Two. It’s made of a carbon structure called graphite—the very same ‘lead’ that’s was in your grade school pencil. Professor Andre Geim and Dr. Kostya Novoselov from the University of Manchester discovered it back in 2004 while checking out graphite’s potential as a transistor. They went on to win a Nobel Prize in 2010 for their exciting discovery!
Three. Professor Geim and Dr. Novoselov used sticky tape to pull a single layer of graphite free—a technique known as mechanical exfoliation—and discovered Graphene. They utilized an acetone bath, silicon, and an optical microscope to prove their discovery.

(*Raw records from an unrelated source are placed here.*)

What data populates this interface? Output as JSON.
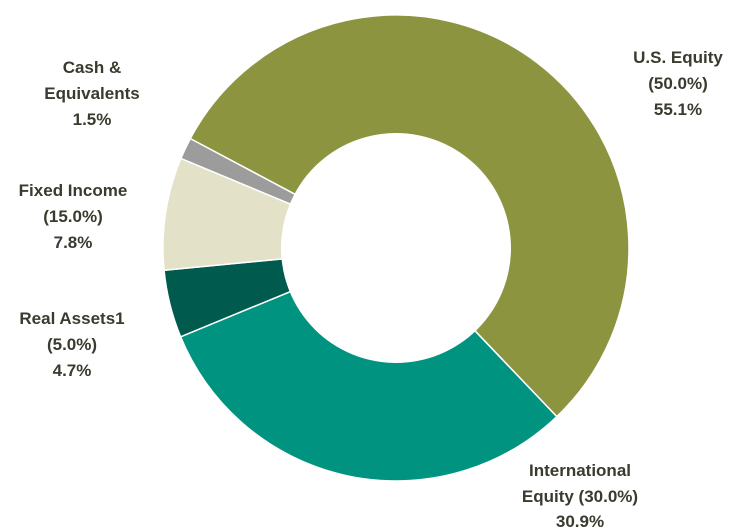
{
  "chart_data": {
    "type": "pie",
    "donut": true,
    "legend": "none",
    "slices": [
      {
        "name": "U.S. Equity",
        "target": "(50.0%)",
        "value": 55.1,
        "value_label": "55.1%",
        "color": "#8c9440",
        "label_lines": [
          "U.S. Equity",
          "(50.0%)",
          "55.1%"
        ]
      },
      {
        "name": "International Equity",
        "target": "(30.0%)",
        "value": 30.9,
        "value_label": "30.9%",
        "color": "#009480",
        "label_lines": [
          "International",
          "Equity (30.0%)",
          "30.9%"
        ]
      },
      {
        "name": "Real Assets1",
        "target": "(5.0%)",
        "value": 4.7,
        "value_label": "4.7%",
        "color": "#005a4e",
        "label_lines": [
          "Real Assets1",
          "(5.0%)",
          "4.7%"
        ]
      },
      {
        "name": "Fixed Income",
        "target": "(15.0%)",
        "value": 7.8,
        "value_label": "7.8%",
        "color": "#e4e1c9",
        "label_lines": [
          "Fixed Income",
          "(15.0%)",
          "7.8%"
        ]
      },
      {
        "name": "Cash & Equivalents",
        "target": "",
        "value": 1.5,
        "value_label": "1.5%",
        "color": "#9b9c9b",
        "label_lines": [
          "Cash &",
          "Equivalents",
          "1.5%"
        ]
      }
    ]
  }
}
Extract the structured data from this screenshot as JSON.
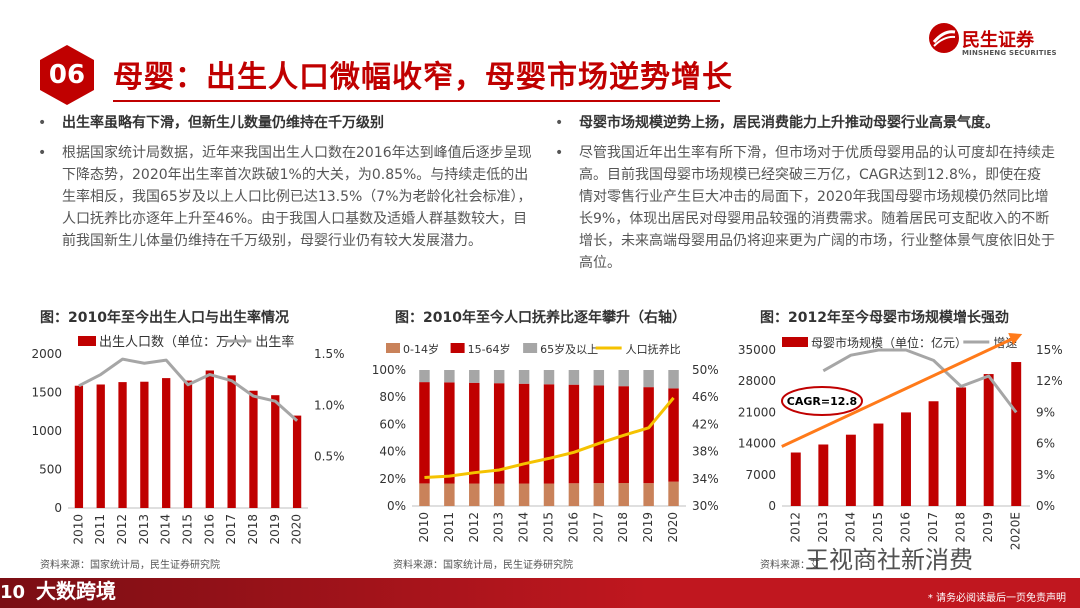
{
  "header": {
    "badge": "06",
    "title": "母婴：出生人口微幅收窄，母婴市场逆势增长",
    "logo_cn": "民生证券",
    "logo_en": "MINSHENG SECURITIES",
    "accent_color": "#c00000"
  },
  "left_text": {
    "heading": "出生率虽略有下滑，但新生儿数量仍维持在千万级别",
    "body": "根据国家统计局数据，近年来我国出生人口数在2016年达到峰值后逐步呈现下降态势，2020年出生率首次跌破1%的大关，为0.85%。与持续走低的出生率相反，我国65岁及以上人口比例已达13.5%（7%为老龄化社会标准），人口抚养比亦逐年上升至46%。由于我国人口基数及适婚人群基数较大，目前我国新生儿体量仍维持在千万级别，母婴行业仍有较大发展潜力。"
  },
  "right_text": {
    "heading": "母婴市场规模逆势上扬，居民消费能力上升推动母婴行业高景气度。",
    "body": "尽管我国近年出生率有所下滑，但市场对于优质母婴用品的认可度却在持续走高。目前我国母婴市场规模已经突破三万亿，CAGR达到12.8%，即使在疫情对零售行业产生巨大冲击的局面下，2020年我国母婴市场规模仍然同比增长9%，体现出居民对母婴用品较强的消费需求。随着居民可支配收入的不断增长，未来高端母婴用品仍将迎来更为广阔的市场，行业整体景气度依旧处于高位。"
  },
  "bullet": "•",
  "chart_data": [
    {
      "type": "bar",
      "title": "图：2010年至今出生人口与出生率情况",
      "categories": [
        "2010",
        "2011",
        "2012",
        "2013",
        "2014",
        "2015",
        "2016",
        "2017",
        "2018",
        "2019",
        "2020"
      ],
      "series": [
        {
          "name": "出生人口数（单位：万人）",
          "axis": "left",
          "type": "bar",
          "color": "#c00000",
          "values": [
            1588,
            1604,
            1635,
            1640,
            1687,
            1655,
            1786,
            1723,
            1523,
            1465,
            1200
          ]
        },
        {
          "name": "出生率",
          "axis": "right",
          "type": "line",
          "color": "#a6a6a6",
          "values": [
            1.19,
            1.3,
            1.45,
            1.41,
            1.44,
            1.2,
            1.3,
            1.24,
            1.09,
            1.04,
            0.85
          ]
        }
      ],
      "y_left": {
        "min": 0,
        "max": 2000,
        "ticks": [
          "0",
          "500",
          "1000",
          "1500",
          "2000"
        ]
      },
      "y_right": {
        "min": 0,
        "max": 1.5,
        "ticks": [
          "0.5%",
          "1.0%",
          "1.5%"
        ]
      },
      "source": "资料来源：国家统计局，民生证券研究院"
    },
    {
      "type": "stacked_bar",
      "title": "图：2010年至今人口抚养比逐年攀升（右轴）",
      "categories": [
        "2010",
        "2011",
        "2012",
        "2013",
        "2014",
        "2015",
        "2016",
        "2017",
        "2018",
        "2019",
        "2020"
      ],
      "series": [
        {
          "name": "0-14岁",
          "color": "#c9825a",
          "values": [
            16.6,
            16.5,
            16.5,
            16.4,
            16.5,
            16.5,
            16.7,
            16.8,
            16.9,
            16.8,
            17.9
          ]
        },
        {
          "name": "15-64岁",
          "color": "#c00000",
          "values": [
            74.5,
            74.4,
            74.1,
            73.9,
            73.4,
            73.0,
            72.5,
            71.8,
            71.2,
            70.6,
            68.6
          ]
        },
        {
          "name": "65岁及以上",
          "color": "#a6a6a6",
          "values": [
            8.9,
            9.1,
            9.4,
            9.7,
            10.1,
            10.5,
            10.8,
            11.4,
            11.9,
            12.6,
            13.5
          ]
        },
        {
          "name": "人口抚养比",
          "axis": "right",
          "type": "line",
          "color": "#f5c200",
          "values": [
            34.2,
            34.4,
            34.9,
            35.3,
            36.2,
            37.0,
            37.9,
            39.2,
            40.4,
            41.5,
            45.9
          ]
        }
      ],
      "y_left": {
        "min": 0,
        "max": 100,
        "ticks": [
          "0%",
          "20%",
          "40%",
          "60%",
          "80%",
          "100%"
        ]
      },
      "y_right": {
        "min": 30,
        "max": 50,
        "ticks": [
          "30%",
          "34%",
          "38%",
          "42%",
          "46%",
          "50%"
        ]
      },
      "source": "资料来源：国家统计局，民生证券研究院"
    },
    {
      "type": "bar",
      "title": "图：2012年至今母婴市场规模增长强劲",
      "categories": [
        "2012",
        "2013",
        "2014",
        "2015",
        "2016",
        "2017",
        "2018",
        "2019",
        "2020E"
      ],
      "series": [
        {
          "name": "母婴市场规模（单位：亿元）",
          "axis": "left",
          "type": "bar",
          "color": "#c00000",
          "values": [
            12000,
            13800,
            16000,
            18500,
            21000,
            23500,
            26600,
            29600,
            32300
          ]
        },
        {
          "name": "增速",
          "axis": "right",
          "type": "line",
          "color": "#a6a6a6",
          "values": [
            null,
            13.0,
            14.5,
            15.0,
            15.0,
            14.0,
            11.5,
            12.5,
            9.0
          ]
        }
      ],
      "y_left": {
        "min": 0,
        "max": 35000,
        "ticks": [
          "0",
          "7000",
          "14000",
          "21000",
          "28000",
          "35000"
        ]
      },
      "y_right": {
        "min": 0,
        "max": 15,
        "ticks": [
          "0%",
          "3%",
          "6%",
          "9%",
          "12%",
          "15%"
        ]
      },
      "annotation": "CAGR=12.8",
      "trend_color": "#ff7a1a",
      "source": "资料来源：艾"
    }
  ],
  "watermark": {
    "text1": "大数跨境",
    "text2": "王视商社新消费",
    "footer_note": "* 请务必阅读最后一页免责声明"
  }
}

Four. Due to this new discovery, it has been very expensive to manufacture. Now enter Graphene America - who's proprietary high volume production has brought Graphene affordable for small and large customers.
Five. Graphene stretches up to 25% of its length!—and extraordinarily stiff. In fact, it’s the most ridged, or hardest, a material is known to us: it’s even harder than diamonds!
Six. It might be the thinnest material ever discovered at just one atom thick, it’s still visible, says Professor James Tour of Rice University, Texas. Lay a sheet of graphene against a sheet of white paper and you’ll see it. That means that you can see a single layer of atoms with your bare eyes—how’s that for a Super Material?
Seven. It’s fantastically good at electricity—graphene’s current density is a million times greater than copper’s, and its intrinsic mobility is a hundred times greater than that of silicon. Electrons move through graphene with pretty much no resistance and apparently without mass. This means that graphene can carry electricity more efficiently, precisely, and faster than any other material. It might be possible to use it to make batteries that have ten times as much electrical retention capacity as anything else we’ve got.
Eight. Graphene also conducts heat better than any other known material, beating diamond (again!) in thermal conductivity. And, speaking of heat and cold: graphene shrinks when it is warmed and it expands when it is cooled. Weird. This makes it the only known example of what scientists call an electrically conductive membrane.
Nine. It’s the most impermeable material yet to be discovered. Helium atoms can’t even get through graphene. This means it’s great as a gas detector. It’s also got potential as a rather nifty desalination tool, according to MIT researchers; and Science magazine reports that some inventive researchers have even used it to distill vodka at room temperature. This means that it could be very handy for biofuel production—and for party tricks…
Ten. Graphene will make high-speed quantum physics that the scientists at CERN can’t imagine.
Graphene’s so amazing in so many different ways it’s almost as if it’s been beamed from the future. We’re super excited about the possibilities.